Sorry that this reply is a little late.... In addition to the other
replies, this seems like the sort of problem that might be handled by
macros: the macro can rewrite a more natural indexing strategy into the
array's index and can automatically add boilerplate that checks if the
array is the right size, etc. Writing a `@fortran_indexing` macro and
putting it in front of your first loop might be enough to convert some code
directly.
As an example, I wrote a toy macro for a presentation that does something
that might be similar: automatically generate loops to generate random
variables from an ARMA time series model. I.e., when you write
@loop_ts y[t+1] = 0.8y[t] + 0.02y[t-2] + e[t+1]
it automatically replaces it with the code
for _t in 3:(length(y) - 1)
y[_t+1] = 0.8y[_t] + 0.02y[_t-2] + e[_t+1]
end
Like I said, it's just a toy, but I've put the code in a gist if the idea
useful:
https://gist.github.com/grayclhn/d948a9d11eb05339ebaa
(I wrote this code a year ago, but it still seems to work fine.) It would
be pretty straightforward to extend the code to create they `y` vector
automatically, generate e[t+1] from a specified distribution, etc.

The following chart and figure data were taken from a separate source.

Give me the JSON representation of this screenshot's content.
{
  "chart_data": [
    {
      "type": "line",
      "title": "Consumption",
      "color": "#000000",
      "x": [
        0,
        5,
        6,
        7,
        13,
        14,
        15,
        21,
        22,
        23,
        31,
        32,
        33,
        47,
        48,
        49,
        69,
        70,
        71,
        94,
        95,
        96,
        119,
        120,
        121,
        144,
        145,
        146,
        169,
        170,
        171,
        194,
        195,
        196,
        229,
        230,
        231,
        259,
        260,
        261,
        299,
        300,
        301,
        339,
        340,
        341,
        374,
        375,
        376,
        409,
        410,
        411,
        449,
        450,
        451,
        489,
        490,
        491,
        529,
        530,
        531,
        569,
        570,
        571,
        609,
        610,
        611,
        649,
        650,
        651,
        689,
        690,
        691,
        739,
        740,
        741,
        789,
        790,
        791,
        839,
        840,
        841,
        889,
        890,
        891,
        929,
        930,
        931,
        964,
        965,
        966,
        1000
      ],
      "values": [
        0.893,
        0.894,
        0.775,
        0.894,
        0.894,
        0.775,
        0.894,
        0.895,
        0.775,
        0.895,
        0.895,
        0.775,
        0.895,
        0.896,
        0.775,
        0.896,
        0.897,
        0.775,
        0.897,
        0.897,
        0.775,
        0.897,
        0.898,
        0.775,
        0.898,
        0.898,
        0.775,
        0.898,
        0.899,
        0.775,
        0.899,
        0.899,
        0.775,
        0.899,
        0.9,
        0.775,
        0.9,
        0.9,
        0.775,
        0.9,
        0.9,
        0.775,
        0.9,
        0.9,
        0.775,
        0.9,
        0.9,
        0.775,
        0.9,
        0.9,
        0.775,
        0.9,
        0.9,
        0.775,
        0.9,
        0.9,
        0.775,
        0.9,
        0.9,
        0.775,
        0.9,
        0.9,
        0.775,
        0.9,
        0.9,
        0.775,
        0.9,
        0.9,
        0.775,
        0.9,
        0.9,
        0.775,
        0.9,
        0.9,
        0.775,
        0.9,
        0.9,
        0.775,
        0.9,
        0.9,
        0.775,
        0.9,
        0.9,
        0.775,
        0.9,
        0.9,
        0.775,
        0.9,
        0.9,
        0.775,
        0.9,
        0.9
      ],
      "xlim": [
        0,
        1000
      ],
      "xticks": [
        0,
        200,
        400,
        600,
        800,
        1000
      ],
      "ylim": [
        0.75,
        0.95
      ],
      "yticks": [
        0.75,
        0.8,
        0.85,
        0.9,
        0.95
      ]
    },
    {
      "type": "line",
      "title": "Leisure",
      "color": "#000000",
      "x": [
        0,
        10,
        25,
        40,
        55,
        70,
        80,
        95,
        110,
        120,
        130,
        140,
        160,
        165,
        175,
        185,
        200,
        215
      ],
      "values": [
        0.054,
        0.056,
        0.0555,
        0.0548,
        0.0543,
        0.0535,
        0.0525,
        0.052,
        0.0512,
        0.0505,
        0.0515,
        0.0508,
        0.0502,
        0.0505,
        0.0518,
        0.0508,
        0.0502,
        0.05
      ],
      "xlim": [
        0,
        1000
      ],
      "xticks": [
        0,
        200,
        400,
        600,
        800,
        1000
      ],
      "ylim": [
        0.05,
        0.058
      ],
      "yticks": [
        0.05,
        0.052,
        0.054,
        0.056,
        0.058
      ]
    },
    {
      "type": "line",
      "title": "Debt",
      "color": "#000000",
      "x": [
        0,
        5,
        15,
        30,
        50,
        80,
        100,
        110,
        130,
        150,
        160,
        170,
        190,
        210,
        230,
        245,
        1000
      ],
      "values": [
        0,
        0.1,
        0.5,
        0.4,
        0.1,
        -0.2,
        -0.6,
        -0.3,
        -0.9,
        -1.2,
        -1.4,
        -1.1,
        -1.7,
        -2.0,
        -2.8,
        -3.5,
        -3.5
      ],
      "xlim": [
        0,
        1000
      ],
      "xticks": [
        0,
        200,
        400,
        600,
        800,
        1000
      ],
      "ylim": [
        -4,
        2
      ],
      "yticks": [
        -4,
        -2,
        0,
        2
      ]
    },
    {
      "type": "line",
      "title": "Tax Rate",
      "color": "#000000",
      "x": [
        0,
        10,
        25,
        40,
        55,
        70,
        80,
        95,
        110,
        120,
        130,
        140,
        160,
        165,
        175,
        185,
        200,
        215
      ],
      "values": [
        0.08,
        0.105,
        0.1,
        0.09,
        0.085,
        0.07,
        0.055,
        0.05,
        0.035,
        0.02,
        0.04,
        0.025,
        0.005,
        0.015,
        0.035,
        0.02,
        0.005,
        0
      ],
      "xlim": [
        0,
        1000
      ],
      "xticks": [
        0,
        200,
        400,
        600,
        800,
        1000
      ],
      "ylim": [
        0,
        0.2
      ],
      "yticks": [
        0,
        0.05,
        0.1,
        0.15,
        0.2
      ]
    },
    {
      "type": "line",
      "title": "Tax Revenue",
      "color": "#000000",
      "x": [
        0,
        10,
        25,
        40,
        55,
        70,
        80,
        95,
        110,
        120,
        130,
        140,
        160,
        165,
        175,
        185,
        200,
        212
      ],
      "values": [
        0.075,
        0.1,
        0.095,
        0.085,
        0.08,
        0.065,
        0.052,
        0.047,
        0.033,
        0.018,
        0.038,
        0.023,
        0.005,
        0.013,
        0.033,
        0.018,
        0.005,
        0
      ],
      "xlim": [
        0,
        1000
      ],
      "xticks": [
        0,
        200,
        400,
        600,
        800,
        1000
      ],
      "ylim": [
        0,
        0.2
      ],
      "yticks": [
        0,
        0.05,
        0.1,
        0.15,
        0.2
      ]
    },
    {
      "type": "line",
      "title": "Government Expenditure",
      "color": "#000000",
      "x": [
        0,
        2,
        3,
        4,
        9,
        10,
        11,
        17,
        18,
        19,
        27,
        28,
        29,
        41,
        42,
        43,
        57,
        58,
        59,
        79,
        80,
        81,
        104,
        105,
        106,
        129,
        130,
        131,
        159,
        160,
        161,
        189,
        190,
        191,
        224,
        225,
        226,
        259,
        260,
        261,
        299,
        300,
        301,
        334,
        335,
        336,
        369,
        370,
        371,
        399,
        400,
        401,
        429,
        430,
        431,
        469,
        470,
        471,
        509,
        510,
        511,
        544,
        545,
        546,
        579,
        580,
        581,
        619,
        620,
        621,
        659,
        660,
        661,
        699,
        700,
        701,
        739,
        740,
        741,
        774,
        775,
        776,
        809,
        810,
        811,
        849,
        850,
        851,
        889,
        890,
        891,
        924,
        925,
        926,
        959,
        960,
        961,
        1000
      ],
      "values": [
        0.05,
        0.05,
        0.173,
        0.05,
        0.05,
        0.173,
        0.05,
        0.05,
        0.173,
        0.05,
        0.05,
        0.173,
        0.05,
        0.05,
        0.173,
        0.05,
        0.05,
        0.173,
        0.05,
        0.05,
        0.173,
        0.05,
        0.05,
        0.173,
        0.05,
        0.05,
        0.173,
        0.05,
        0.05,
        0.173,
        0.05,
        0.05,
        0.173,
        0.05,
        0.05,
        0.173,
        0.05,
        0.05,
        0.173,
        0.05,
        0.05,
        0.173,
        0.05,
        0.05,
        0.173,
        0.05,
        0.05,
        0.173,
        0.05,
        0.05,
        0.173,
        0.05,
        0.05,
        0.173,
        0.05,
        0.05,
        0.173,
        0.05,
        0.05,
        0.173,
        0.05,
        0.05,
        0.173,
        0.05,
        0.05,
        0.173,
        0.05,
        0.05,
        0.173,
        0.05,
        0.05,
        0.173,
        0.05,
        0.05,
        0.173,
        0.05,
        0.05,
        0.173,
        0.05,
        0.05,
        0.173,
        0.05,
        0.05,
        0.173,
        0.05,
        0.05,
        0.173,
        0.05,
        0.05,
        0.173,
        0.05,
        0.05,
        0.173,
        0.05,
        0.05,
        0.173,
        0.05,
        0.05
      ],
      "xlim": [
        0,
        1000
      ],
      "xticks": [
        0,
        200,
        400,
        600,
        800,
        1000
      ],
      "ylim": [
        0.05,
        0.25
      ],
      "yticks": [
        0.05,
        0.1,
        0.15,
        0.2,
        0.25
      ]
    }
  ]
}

Macros are described in the metaprogramming section of the user's guide:
http://julia.readthedocs.org/en/latest/manual/metaprogramming/
--Gray
On Tuesday, September 29, 2015 at 2:04:30 PM UTC-5, Mark Sherlock wrote:
>
> Thanks for all the replies, I'll check the links provided.
> Just to give a summary of the reasons.... As John Gibson pointed out
> Fourier expansions would be one example.
>
> When solving PDE's we use "ghost cells" to provide boundary conditions. A
> physical variable, let's say density, could be represented in space by a 3D
> array,
> with each spatial index (ix,iy,iz) taking on values like ix=1..nx,
> iy=1..ny, iz=1..nz etc. If the boundary is, say, reflective, then you need
> to set the value of the density in
> the part of space you can't "see", e.g. in the regions ix=-2..0 and
> ix=nx+1..nx+3
>
> Obviously this can be handled by offsetting each array index by some
> amount. The problem is mainly that what we have written down on paper, in
> books and papers on
> numerical analysis etc are numerical equations which naturally count from
> 1 to n along some dimension. Couple that to the fact that many codes rely
> on arrays that
> consist of mixtures of real space (3D say) and special function
> expansions, with Fourier expansion being one example.
> I for example use a 7-dimensional array to describe some problems (3
> dimensions for real space, and 3 dimensions for velocity space). Real space
> is not expanded,
> so it counts from 1..n naturally, while velocity space has 2 dimensions
> expanded with one type of series (counting from 0..n) and the other
> dimension expanded in
> a different series (counting from -n..n). The final seventh dimension
> naturally has only 2 indices 0 and 1 (which accounts nicely for the real
> and imaginary parts of the function).
>
> Within each array loop, it is nice to be able to use if statements that
> correspond to what you have written down on paper, e.g.:
>
> if(in>0) then blah
> if(im<1) then something else
>
> or something like:
>
> do i=0,1
> do im=-mmax,mmax
> do in=max(im,0),nmax
> do ir=1,nr
> do ix=1,nx
> do iy=1,ny
> do iz=2,nz-1
>
> blah
>
> enddo
> enddo
> enddo
> enddo
> enddo
> enddo
> enddo
>
> (incidentally, imagine how many tabs would be required to write the above
> in python!).
>
> Within a code, there may be many such loops and structures with different
> looping conditions.
>
> When you have a code with 20000-40000 lines that you want to update to a
> new language, having to change all of these to account for offsetting is
> too much work for anyone to seriously consider.
> Not to mention the fact you can no longer easily code up the difference
> equations you have written on paper (and possible spent months creating).
> That in a nutshell is why nobody is switching from
> Fortran (even the young guys are writing new codes in Fortran). There are
> other nice things about Fortran arrays, such as the ability to quickly set
> all elements of an array to zero with:
>
> a=0.0
>
> I hope that sort of makes it clear the type of problems we deal with?!